4 can be reduced. Further, the number of windings of the secondary coil can be increased by an amount corresponding to the reduction of the split collar 24, and the output can be improved. According to the ignition coil for an internal combustion engine of the present invention,
The secondary bobbin is formed by reducing the groove width of the secondary bobbin dividing groove on the secondary bobbin low pressure side and the secondary bobbin high pressure side located at both ends of the secondary bobbin rather than the central portion thereof. By increasing the strength at both ends and increasing the width of the dividing groove at the center, the number of secondary windings can be equalized or increased, and the insulation and high output can be sufficiently satisfied.

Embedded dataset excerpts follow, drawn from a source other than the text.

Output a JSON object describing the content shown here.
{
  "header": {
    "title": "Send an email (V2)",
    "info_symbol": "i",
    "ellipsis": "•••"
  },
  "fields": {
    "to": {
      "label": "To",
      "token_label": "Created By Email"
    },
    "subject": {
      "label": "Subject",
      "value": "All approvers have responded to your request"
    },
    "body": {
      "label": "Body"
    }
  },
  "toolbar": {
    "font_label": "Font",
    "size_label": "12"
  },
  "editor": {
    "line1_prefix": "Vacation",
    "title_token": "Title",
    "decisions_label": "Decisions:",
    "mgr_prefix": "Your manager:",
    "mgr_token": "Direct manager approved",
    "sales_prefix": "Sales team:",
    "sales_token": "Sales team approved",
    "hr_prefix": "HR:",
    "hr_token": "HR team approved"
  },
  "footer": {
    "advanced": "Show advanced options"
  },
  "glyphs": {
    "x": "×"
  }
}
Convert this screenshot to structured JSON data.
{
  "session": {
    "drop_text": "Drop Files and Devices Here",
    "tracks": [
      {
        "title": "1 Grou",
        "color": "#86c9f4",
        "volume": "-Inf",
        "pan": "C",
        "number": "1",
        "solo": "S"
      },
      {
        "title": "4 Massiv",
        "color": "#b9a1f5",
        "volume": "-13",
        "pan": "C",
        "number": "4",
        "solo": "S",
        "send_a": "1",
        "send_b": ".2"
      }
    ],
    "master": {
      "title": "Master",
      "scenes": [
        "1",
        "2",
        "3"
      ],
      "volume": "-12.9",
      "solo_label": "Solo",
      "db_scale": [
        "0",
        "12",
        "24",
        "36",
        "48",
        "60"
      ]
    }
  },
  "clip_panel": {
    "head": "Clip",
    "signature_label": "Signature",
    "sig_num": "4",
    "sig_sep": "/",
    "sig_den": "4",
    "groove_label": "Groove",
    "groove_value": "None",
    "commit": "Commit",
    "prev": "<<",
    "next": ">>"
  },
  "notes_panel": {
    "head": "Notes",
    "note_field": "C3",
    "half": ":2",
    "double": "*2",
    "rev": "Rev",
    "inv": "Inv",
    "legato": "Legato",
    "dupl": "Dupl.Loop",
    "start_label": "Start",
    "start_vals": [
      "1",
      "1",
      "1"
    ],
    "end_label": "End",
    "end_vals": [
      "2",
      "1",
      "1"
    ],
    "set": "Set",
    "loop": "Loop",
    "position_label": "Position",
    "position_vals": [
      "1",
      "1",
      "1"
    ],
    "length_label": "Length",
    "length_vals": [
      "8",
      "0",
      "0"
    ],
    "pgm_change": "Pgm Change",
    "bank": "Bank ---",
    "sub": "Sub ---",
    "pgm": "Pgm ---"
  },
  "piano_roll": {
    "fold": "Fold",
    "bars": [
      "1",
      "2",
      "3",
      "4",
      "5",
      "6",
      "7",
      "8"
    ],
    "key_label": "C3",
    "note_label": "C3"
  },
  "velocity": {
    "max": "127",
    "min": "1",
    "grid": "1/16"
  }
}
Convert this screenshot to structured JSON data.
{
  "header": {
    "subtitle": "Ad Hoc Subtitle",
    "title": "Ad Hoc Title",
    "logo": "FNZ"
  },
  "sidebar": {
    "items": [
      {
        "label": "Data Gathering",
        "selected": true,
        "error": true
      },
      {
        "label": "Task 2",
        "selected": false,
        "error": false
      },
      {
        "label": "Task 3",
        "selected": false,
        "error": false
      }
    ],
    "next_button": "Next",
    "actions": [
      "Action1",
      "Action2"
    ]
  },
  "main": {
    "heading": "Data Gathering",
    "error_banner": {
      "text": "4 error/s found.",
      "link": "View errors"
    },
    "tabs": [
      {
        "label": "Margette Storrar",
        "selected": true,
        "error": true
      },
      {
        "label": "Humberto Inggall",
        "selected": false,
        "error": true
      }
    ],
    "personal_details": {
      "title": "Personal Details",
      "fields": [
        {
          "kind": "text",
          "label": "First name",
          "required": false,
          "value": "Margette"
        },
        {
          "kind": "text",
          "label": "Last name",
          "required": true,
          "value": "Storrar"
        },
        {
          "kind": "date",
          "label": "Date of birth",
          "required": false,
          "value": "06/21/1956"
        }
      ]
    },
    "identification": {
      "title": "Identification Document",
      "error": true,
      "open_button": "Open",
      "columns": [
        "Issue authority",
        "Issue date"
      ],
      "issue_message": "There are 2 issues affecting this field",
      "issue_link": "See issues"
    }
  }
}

BRIEF DESCRIPTION OF THE DRAWINGS FIG. 1 is a longitudinal sectional view of an ignition coil for an internal combustion engine to which the technology of the present invention is applied; FIG. 2 is a longitudinal sectional view of a secondary coil of the present invention; FIG. FIG. 4 is a longitudinal sectional view of an ignition coil. FIG. 4 is a longitudinal sectional view of a conventional secondary coil. [Description of References] In the drawings, the same reference numerals indicate the same or corresponding parts. DESCRIPTION OF SYMBOLS 1 Ignition coil 10 for internal combustion engines Primary coil 11 Primary bobbin 20, 201 Secondary coil 21, 211 Secondary bobbin 22 Secondary high voltage terminal 23 Dividing groove 24 Dividing flange 30 Case 31 Primary current input section 32 High voltage tower section 40 Spring 50 Protector 60 Exterior iron core 70 Center iron core 71 Buffer material 72 Protective tape 80 Power transistor

Claims (1)

Claims 1. An iron core, a secondary coil having a secondary bobbin wound around a secondary bobbin coaxially with the iron core, and a primary coil having a primary wire wound around a primary bobbin. A cylindrical bobbin, which is directly connected to the spark plug and housed in the plug hole, wherein the width of the divided groove of the secondary bobbin is located at both ends of the secondary bobbin rather than at the center thereof. An ignition coil for an internal combustion engine, characterized in that the widths of the bobbin dividing grooves on the secondary bobbin low pressure side and the secondary bobbin high pressure side are reduced.